Al ciudadano común se le permite comerciar, pero solo en sectores marginales. Su actividad se tolera siempre y cuando no amenace el poder establecido. El «mercado libre» se convierte en un escenario, detrás del cual todos los sectores importantes están dominados por élites con conexiones políticas, aisladas de las pérdidas y la competencia. Este orden pseudocapitalista no sirve a nadie más que a sus propios administradores. Es colectivista en su estructura, ya que niega el papel del individuo como elegidor y lo sustituye por una planificación arbitraria y el favoritismo. La exclusión del hombre común no es prueba del fracaso del capitalismo, sino de su ausencia.

El capitalismo no excluye, sino que emancipa. No eleva a una clase, sino que disuelve las castas. No centraliza el control, sino que lo dispersa a través del plebiscito diario del mercado. No existe tal cosa como una «economía mixta». La libertad y la coacción no pueden coexistir en la misma esfera sin que una desplace progresivamente a la otra. La «economía mixta» no es más que la lenta y engañosa transición de una a otra.

El Estado interviene lo justo para distorsionar los precios, el crédito y la producción; luego, cuando se produce el desorden, culpa al mercado, nunca a la intervención. Cada fracaso se convierte en pretexto para un mayor control, y así continúa la espiral hasta llegar a su conclusión lógica: el Estado total. No se trata de un orden estable, sino de una tiranía que invariablemente termina en pobreza, estancamiento y colapso.
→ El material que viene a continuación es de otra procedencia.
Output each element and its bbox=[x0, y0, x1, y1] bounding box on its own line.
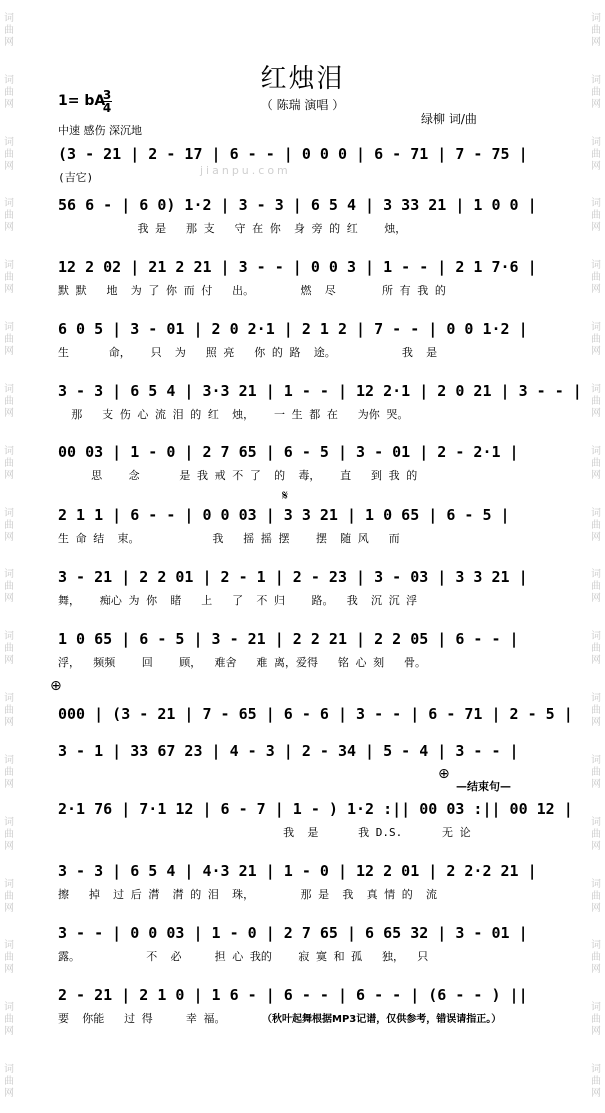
watermark-char: 词 曲 网 bbox=[591, 754, 601, 790]
notation-line: 3 - 1 | 33 67 23 | 4 - 3 | 2 - 34 | 5 - 4 | 3 - - | bbox=[58, 742, 519, 760]
key-signature: 1= bA bbox=[58, 93, 106, 109]
coda-icon-2: ⊕ bbox=[438, 766, 450, 782]
coda-icon: ⊕ bbox=[50, 678, 62, 694]
watermark-char: 词 曲 网 bbox=[4, 74, 14, 110]
watermark-char: 词 曲 网 bbox=[4, 878, 14, 914]
watermark-char: 词 曲 网 bbox=[591, 1063, 601, 1099]
watermark-char: 词 曲 网 bbox=[591, 693, 601, 729]
notation-line: 2 - 21 | 2 1 0 | 1 6 - | 6 - - | 6 - - | (6 - - ) || bbox=[58, 986, 528, 1004]
watermark-char: 词 曲 网 bbox=[4, 260, 14, 296]
watermark-char: 词 曲 网 bbox=[4, 631, 14, 667]
side-watermark-left bbox=[2, 0, 16, 1113]
lyric-line: 生 命 结 束。 我 摇 摇 摆 摆 随 风 而 bbox=[58, 532, 400, 545]
watermark-char: 词 曲 网 bbox=[591, 12, 601, 48]
watermark-char: 词 曲 网 bbox=[591, 74, 601, 110]
watermark-char: 词 曲 网 bbox=[4, 940, 14, 976]
notation-line: 6 0 5 | 3 - 01 | 2 0 2·1 | 2 1 2 | 7 - - | 0 0 1·2 | bbox=[58, 320, 528, 338]
watermark-char: 词 曲 网 bbox=[4, 198, 14, 234]
notation-line: 000 | (3 - 21 | 7 - 65 | 6 - 6 | 3 - - | 6 - 71 | 2 - 5 | bbox=[58, 705, 573, 723]
web-watermark: jianpu.com bbox=[200, 164, 291, 177]
watermark-char: 词 曲 网 bbox=[591, 136, 601, 172]
notation-line: 3 - - | 0 0 03 | 1 - 0 | 2 7 65 | 6 65 32 | 3 - 01 | bbox=[58, 924, 528, 942]
watermark-char: 词 曲 网 bbox=[4, 12, 14, 48]
watermark-char: 词 曲 网 bbox=[591, 322, 601, 358]
notation-line: 2·1 76 | 7·1 12 | 6 - 7 | 1 - ) 1·2 :|| 00 03 :|| 00 12 | bbox=[58, 800, 573, 818]
notation-line: 1 0 65 | 6 - 5 | 3 - 21 | 2 2 21 | 2 2 05 | 6 - - | bbox=[58, 630, 519, 648]
segno-icon: 𝄋 bbox=[282, 488, 289, 504]
tempo-marking: 中速 感伤 深沉地 bbox=[58, 124, 142, 137]
notation-line: 3 - 21 | 2 2 01 | 2 - 1 | 2 - 23 | 3 - 03 | 3 3 21 | bbox=[58, 568, 528, 586]
watermark-char: 词 曲 网 bbox=[4, 383, 14, 419]
notation-line: 56 6 - | 6 0) 1·2 | 3 - 3 | 6 5 4 | 3 33 21 | 1 0 0 | bbox=[58, 196, 537, 214]
author-credit: 绿柳 词/曲 bbox=[421, 112, 477, 126]
lyric-line: 擦 掉 过 后 潸 潸 的 泪 珠， 那 是 我 真 情 的 流 bbox=[58, 888, 438, 901]
watermark-char: 词 曲 网 bbox=[4, 136, 14, 172]
watermark-char: 词 曲 网 bbox=[591, 940, 601, 976]
lyric-line: 浮， 频频 回 顾， 难舍 难 离，爱得 铭 心 刻 骨。 bbox=[58, 656, 426, 669]
watermark-char: 词 曲 网 bbox=[4, 1063, 14, 1099]
singer-credit: （ 陈瑞 演唱 ） bbox=[260, 98, 345, 112]
watermark-char: 词 曲 网 bbox=[4, 507, 14, 543]
watermark-char: 词 曲 网 bbox=[591, 816, 601, 852]
watermark-char: 词 曲 网 bbox=[4, 693, 14, 729]
watermark-char: 词 曲 网 bbox=[591, 260, 601, 296]
song-title: 红烛泪 bbox=[260, 64, 345, 94]
time-signature: 3 4 bbox=[102, 88, 112, 115]
lyric-line: 思 念 是 我 戒 不 了 的 毒， 直 到 我 的 bbox=[58, 469, 418, 482]
lyric-line: 我 是 我 D.S. 无 论 bbox=[58, 826, 471, 839]
notation-line: 2 1 1 | 6 - - | 0 0 03 | 3 3 21 | 1 0 65 | 6 - 5 | bbox=[58, 506, 510, 524]
notation-line: 3 - 3 | 6 5 4 | 3·3 21 | 1 - - | 12 2·1 | 2 0 21 | 3 - - | bbox=[58, 382, 582, 400]
notation-line: 12 2 02 | 21 2 21 | 3 - - | 0 0 3 | 1 - - | 2 1 7·6 | bbox=[58, 258, 537, 276]
notation-line: (3 - 21 | 2 - 17 | 6 - - | 0 0 0 | 6 - 71 | 7 - 75 | bbox=[58, 145, 528, 163]
lyric-line: 舞， 痴心 为 你 睹 上 了 不 归 路。 我 沉 沉 浮 bbox=[58, 594, 418, 607]
lyric-line: 要 你能 过 得 幸 福。 bbox=[58, 1012, 226, 1025]
watermark-char: 词 曲 网 bbox=[4, 322, 14, 358]
watermark-char: 词 曲 网 bbox=[591, 383, 601, 419]
watermark-char: 词 曲 网 bbox=[591, 631, 601, 667]
footnote: （秋叶起舞根据MP3记谱，仅供参考，错误请指正。） bbox=[262, 1014, 502, 1025]
lyric-line: 那 支 伤 心 流 泪 的 红 烛， 一 生 都 在 为你 哭。 bbox=[58, 408, 409, 421]
watermark-char: 词 曲 网 bbox=[591, 445, 601, 481]
watermark-char: 词 曲 网 bbox=[4, 1002, 14, 1038]
side-watermark-right bbox=[589, 0, 603, 1113]
notation-line: 3 - 3 | 6 5 4 | 4·3 21 | 1 - 0 | 12 2 01 | 2 2·2 21 | bbox=[58, 862, 537, 880]
watermark-char: 词 曲 网 bbox=[591, 878, 601, 914]
end-phrase-label: —结束句— bbox=[456, 780, 511, 793]
watermark-char: 词 曲 网 bbox=[591, 198, 601, 234]
lyric-line: (吉它) bbox=[58, 171, 94, 184]
lyric-line: 露。 不 必 担 心 我的 寂 寞 和 孤 独， 只 bbox=[58, 950, 429, 963]
watermark-char: 词 曲 网 bbox=[591, 507, 601, 543]
lyric-line: 我 是 那 支 守 在 你 身 旁 的 红 烛， bbox=[58, 222, 407, 235]
notation-line: 00 03 | 1 - 0 | 2 7 65 | 6 - 5 | 3 - 01 | 2 - 2·1 | bbox=[58, 443, 519, 461]
watermark-char: 词 曲 网 bbox=[591, 1002, 601, 1038]
lyric-line: 默 默 地 为 了 你 而 付 出。 燃 尽 所 有 我 的 bbox=[58, 284, 446, 297]
watermark-char: 词 曲 网 bbox=[4, 445, 14, 481]
watermark-char: 词 曲 网 bbox=[4, 816, 14, 852]
lyric-line: 生 命， 只 为 照 亮 你 的 路 途。 我 是 bbox=[58, 346, 438, 359]
watermark-char: 词 曲 网 bbox=[591, 569, 601, 605]
watermark-char: 词 曲 网 bbox=[4, 754, 14, 790]
watermark-char: 词 曲 网 bbox=[4, 569, 14, 605]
Irónicamente, quienes odian más violentamente el capitalismo suelen ser sus mayores devotos. Exigen justicia, mérito y recompensa, y sin embargo, estas son virtudes capitalistas. Lo que rechazan no es el capitalismo, sino su imparcialidad. Anhelan resultados capitalistas en un sistema que no los produce, ni puede producirlos. No se dan cuenta de que solo el capitalismo ofrece un mecanismo por el que esa justicia puede existir: la libertad y el intercambio voluntario, donde el valor no viene determinado por la fuerza o los privilegios, sino por el libre juicio de otros que eligen comprar o abstenerse.

Su retórica invoca la «igualdad», la «justicia» y «el pueblo», pero bajo esa cortina de humo se esconde un profundo anhelo de lo que precisamente ofrece el capitalismo: el reconocimiento del esfuerzo y el valor individual. Si pudieran despejar la niebla del resentimiento y ver con claridad, se darían cuenta de que no odian el capitalismo, sino que son amantes decepcionados del mismo.